Avec les fées, de Sylvain Tesson
Hier matin, j’ai reçu le dernier livre de Sylvain Tesson, l’écrivain-voyageur français. J’avoue, je l’ai ouvert et je n’ai pas pu le quitter. Le sujet m’avait bien sûr interpellé. Partir sur la trace des fées le long des côtes celtiques, depuis les Asturies jusqu’aux îles Shetland, en passant par la Bretagne, l’Angleterre, l’Irlande, l’Écosse ne pouvait me laisser indifférent !
L’auteur pose dès le départ le fait qu’il ne croit pas aux fées. Du moins aux filles-libellules qui volettent en tutu au-dessus des fontaines. Pourtant, ce voyage aura pour but de les rencontrer, de saisir l’instant où elles apparaissent. Pour ce faire, il embarque à bord d’un bateau avec deux camarades de jeu et s’amusera, pendant trois mois, à alterner les vues depuis la mer et les expéditions terrestres à pied ou en vélo, sans s’éloigner du rivage, allant et venant de la mer à la terre, de la terre à la mer, tel un amphibien. « Rester sur le fil », ne pas trop s’enfoncer dans le monde des hommes pour approcher le sujet celtique à travers les paysages, le goût salé des embruns et les nombreux auteurs emportés : Hugo, Aragon, Yeats, Scott, Marie de France, Markale… De la poésie, des études sur le roman arthurien, les Celtes…

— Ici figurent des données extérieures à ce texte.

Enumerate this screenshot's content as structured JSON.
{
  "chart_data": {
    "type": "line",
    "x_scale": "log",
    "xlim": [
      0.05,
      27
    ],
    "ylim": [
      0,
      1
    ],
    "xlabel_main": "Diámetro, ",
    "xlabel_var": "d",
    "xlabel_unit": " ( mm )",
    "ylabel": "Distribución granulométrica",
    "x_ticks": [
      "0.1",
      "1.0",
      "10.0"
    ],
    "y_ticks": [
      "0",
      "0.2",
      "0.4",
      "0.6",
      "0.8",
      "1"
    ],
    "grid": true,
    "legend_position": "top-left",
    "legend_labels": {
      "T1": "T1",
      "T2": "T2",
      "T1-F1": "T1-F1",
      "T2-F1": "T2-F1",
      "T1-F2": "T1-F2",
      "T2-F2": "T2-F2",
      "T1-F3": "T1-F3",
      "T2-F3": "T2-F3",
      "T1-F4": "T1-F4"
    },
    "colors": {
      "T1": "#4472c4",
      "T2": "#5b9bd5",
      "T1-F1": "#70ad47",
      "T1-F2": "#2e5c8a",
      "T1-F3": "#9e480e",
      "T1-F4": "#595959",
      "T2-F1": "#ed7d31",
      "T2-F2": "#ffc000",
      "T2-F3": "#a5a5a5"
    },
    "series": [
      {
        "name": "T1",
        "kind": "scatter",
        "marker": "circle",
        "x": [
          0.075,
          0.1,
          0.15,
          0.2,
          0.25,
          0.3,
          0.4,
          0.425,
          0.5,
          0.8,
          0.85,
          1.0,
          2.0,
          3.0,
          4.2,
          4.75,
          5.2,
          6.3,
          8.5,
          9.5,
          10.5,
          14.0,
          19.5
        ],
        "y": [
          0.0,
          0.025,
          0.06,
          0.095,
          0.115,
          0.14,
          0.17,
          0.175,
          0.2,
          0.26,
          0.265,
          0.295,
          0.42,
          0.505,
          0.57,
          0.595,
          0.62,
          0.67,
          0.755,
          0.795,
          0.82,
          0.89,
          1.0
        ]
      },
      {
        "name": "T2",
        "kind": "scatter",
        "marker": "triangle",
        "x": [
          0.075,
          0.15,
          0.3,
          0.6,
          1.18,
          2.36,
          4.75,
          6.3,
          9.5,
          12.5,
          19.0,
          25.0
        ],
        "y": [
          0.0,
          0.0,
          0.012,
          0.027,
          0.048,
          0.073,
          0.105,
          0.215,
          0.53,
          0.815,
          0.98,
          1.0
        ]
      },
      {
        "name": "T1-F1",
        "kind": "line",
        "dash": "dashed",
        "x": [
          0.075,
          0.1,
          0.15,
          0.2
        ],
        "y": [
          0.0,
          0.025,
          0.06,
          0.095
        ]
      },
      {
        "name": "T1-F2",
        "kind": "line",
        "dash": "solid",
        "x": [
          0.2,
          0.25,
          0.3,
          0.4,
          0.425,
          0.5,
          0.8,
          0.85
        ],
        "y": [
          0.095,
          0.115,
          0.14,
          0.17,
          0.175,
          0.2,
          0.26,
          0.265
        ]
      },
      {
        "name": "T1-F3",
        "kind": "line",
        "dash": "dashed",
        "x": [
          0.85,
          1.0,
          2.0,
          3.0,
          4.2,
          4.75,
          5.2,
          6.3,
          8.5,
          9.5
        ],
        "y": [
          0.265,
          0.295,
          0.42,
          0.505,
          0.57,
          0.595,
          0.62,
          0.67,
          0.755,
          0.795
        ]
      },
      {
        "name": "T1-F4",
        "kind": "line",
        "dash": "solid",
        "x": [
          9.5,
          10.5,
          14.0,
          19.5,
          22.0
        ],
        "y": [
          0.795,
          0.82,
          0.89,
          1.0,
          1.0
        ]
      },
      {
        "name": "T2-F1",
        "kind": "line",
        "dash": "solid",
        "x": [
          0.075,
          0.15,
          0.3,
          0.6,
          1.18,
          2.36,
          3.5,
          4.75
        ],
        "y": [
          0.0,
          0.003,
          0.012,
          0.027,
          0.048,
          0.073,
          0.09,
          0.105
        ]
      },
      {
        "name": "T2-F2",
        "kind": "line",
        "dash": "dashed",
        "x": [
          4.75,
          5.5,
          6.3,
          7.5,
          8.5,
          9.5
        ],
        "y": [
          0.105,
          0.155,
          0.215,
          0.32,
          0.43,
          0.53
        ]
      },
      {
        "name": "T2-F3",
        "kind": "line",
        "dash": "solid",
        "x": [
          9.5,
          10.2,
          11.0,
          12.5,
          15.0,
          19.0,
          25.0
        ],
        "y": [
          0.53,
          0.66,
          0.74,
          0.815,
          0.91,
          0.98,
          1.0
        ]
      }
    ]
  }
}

Lire Tesson, c’est toujours s’évader sur l’instant. L’écriture est riche, précise, non dénuée de traits d’humour et de poésie. Un vrai bonbon qui nous fait oublier les heures et les devoirs pour renouer avec le présent de la Nature et le « génie du lieu » dont l’auteur parvient avec élégance à nous le faire ressentir. Pourtant, le lendemain, le réveil est plus lourd. Les mots de Tesson à l’égard de la Nature sonnent juste, mais moins du côté des hommes, du moins de ceux qu’ils croisent et n’éveillent pas en lui de l’admiration. Tesson est géographe, pas ethnologue, certes.
S’il a réussi à définir le merveilleux en tant que l' »admiration de ce qui se présente », d’un sentiment qui « émane des choses », s’il nous partage de vrais moments de contemplation et quelques pensées philosophiques fort agréables, il demeure quelque peu prisonnier encore de ce rêve de conquistador qui l’anime depuis trente ans, de l’attrait de l’exploit et d’une certaine vanité toute française ou propre aux habitants de grands royaumes. La sagesse est humilité et c’est peut-être là le Graal de Sylvain Tesson, car les fées habitent bien sûr les rivages et les sommets, mais aussi l’intérieur des terres et les cours des fermes, elles voyagent également dans le cœur des hommes et des femmes. En se tenant sur un fil, à la lisière des mondes, on peut sans doute entrevoir les fées, mais la vie est à embrasser dans son entièreté et son intériorité. « Ce monde me suffit », martèle le carnet de voyage d’un Sylvain Tesson affichant la cinquantaine, décennie du début de la sagesse. Et les fées de lui souffler à l’oreille : « Non, la vie te suffit ».
Avec les fées, de Sylvain Tesson, aux éditions Équateurs, 2024.